La deuxième réunion technique des Comités Nationaux de Politiques Économiques (CNPE) est ouverte ce 24 octobre 2018 à Lomé. Pour la rencontre de ces jours, les participants vont tabler sur la mise en œuvre des recommandations de l'étude sur le renforcement du dispositif de la Surveillance Multilatérale. L'objectif est de permettre aux CNPE de se réunir constamment et réfléchir sur les questions  se rapportant aux réalités qui affectent l'environnement économique de l'Union.

Le suivi des économies qu'effectuent les comités nationaux de politiques économique et la Commission de l'UEMOA dans le cadre de la surveillance multilatérale vise la réalisation de la convergence macroéconomique de l'Union et exige la prise en charge des contraintes de l'environnement économique et des réformes de l'Union. Le Représentant résident de l'UEMOA au Togo Assoukou Raymond Krikpeu a expliqué que: " la Commission a élaboré une série de réformes dans le cadre de cette mission; dans tous les domaines prescrits par son traité fondateur et en particulier dans le domaine de la gestion économique des finances budgétaires. Dans ce domaine en particulier, le but,  c'est d'arriver à une convergence des économies de la zone. C'est à la fois un processus et un objectif. Nous avons besoin que tout le monde aille à la même barque, que nous ayons la même démarche."

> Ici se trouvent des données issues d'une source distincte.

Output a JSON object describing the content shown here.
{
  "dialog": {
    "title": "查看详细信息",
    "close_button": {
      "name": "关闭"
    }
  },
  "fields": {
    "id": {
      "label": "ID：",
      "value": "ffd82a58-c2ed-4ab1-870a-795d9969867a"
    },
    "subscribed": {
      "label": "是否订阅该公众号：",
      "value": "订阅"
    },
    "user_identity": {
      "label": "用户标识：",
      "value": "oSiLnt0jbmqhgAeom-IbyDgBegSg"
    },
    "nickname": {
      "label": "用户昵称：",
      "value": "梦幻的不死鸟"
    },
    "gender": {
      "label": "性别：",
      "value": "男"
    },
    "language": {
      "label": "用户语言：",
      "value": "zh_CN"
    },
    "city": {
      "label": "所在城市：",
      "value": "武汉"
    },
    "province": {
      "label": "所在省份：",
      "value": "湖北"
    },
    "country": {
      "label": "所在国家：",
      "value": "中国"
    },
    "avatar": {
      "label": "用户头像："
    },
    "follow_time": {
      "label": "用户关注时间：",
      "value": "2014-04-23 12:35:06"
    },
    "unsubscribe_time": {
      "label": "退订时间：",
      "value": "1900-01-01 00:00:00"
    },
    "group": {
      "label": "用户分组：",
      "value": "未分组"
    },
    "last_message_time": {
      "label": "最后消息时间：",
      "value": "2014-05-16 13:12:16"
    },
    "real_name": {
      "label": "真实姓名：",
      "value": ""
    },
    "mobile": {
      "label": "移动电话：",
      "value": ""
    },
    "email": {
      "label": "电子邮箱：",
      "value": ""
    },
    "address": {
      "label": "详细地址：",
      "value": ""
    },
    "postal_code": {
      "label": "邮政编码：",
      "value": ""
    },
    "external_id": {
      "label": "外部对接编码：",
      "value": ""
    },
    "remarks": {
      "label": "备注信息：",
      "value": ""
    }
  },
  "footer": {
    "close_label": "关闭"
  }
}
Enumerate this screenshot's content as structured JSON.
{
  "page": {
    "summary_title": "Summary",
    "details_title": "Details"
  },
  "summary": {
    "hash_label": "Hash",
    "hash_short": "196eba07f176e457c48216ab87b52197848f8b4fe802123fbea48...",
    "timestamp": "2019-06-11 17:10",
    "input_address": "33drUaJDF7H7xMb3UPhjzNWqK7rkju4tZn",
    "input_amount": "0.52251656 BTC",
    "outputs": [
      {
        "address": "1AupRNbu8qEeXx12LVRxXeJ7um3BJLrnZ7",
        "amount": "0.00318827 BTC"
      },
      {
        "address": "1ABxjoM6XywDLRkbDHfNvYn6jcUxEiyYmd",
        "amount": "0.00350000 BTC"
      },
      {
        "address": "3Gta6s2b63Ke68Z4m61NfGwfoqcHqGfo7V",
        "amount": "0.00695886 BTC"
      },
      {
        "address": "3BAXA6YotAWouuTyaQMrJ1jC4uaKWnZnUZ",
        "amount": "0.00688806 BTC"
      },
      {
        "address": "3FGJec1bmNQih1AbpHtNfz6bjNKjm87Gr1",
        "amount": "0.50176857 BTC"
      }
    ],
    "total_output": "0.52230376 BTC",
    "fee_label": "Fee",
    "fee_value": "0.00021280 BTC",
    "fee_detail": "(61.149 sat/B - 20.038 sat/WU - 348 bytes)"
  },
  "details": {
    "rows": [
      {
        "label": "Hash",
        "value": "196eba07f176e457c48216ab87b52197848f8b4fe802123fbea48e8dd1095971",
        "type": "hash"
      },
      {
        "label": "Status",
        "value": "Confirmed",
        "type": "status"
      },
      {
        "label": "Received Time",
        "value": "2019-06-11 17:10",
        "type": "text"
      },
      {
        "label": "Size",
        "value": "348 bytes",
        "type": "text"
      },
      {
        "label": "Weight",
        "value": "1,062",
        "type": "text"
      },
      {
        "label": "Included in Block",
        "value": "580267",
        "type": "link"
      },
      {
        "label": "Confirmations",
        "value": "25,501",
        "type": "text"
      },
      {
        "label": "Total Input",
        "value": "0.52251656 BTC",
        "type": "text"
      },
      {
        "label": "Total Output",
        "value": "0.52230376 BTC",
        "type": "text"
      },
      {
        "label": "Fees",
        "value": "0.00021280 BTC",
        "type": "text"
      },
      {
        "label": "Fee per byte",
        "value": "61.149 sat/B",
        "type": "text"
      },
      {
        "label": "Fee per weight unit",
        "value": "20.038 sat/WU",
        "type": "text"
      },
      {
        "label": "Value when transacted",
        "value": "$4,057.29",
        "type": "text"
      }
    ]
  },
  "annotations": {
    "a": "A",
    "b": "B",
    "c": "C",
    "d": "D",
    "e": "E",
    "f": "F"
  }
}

Après la recommandations issues de l'étude réalisée en 2010 sur la masse salariale par le cabinet "connaissance et développement"  et de celle formulée par les CNPE lors de la réunion d'Abidjan, du 25 au 27 octobre 2017 sur le thème : "l'harmonisation du contenu des recettes fiscales dans les statistiques de finances publiques des États membres de l'Union", il est constaté que l'exercice de la surveillance multilatérale continue de connaître des difficultés liées au fait que le contenu de certains agrégats diffère d'un État à un autre. Il s'agit des agrégats "masse salariale" et  "recettes fiscales"  qui interviennent dans le calcul de plusieurs critères de convergence. Par rapport à ce sujet, le Conseil de Ministres du 29 juin 2018 a demandé à la commission de faire des propositions d'harmonisation du traitement des agrégats au niveau de l'Union. Ce qui explique le thème de cette rencontre de Lomé: " Harmonisation du champ et du contenu de la masse salariale et des recettes fiscales". Dans ce sens le Représentant Résident poursuit: "... il faut s'assurer à ce que les États aient la même compréhension des éléments, les appliquent de la même façon. Et quand vous prenez par exemple le critère relatif au ratio de la masse salariale sur les recettes fiscales qui doit être de 35%, vous voyez que là je conjugue d'une part la masse salariale et d'autre part les recettes fiscales. Il faut s'assurer que tous les États intègrent dans la masse salariale les mêmes éléments. C'est cela qui peut permettre de faire une comparaison dans le temps et dans l'espace".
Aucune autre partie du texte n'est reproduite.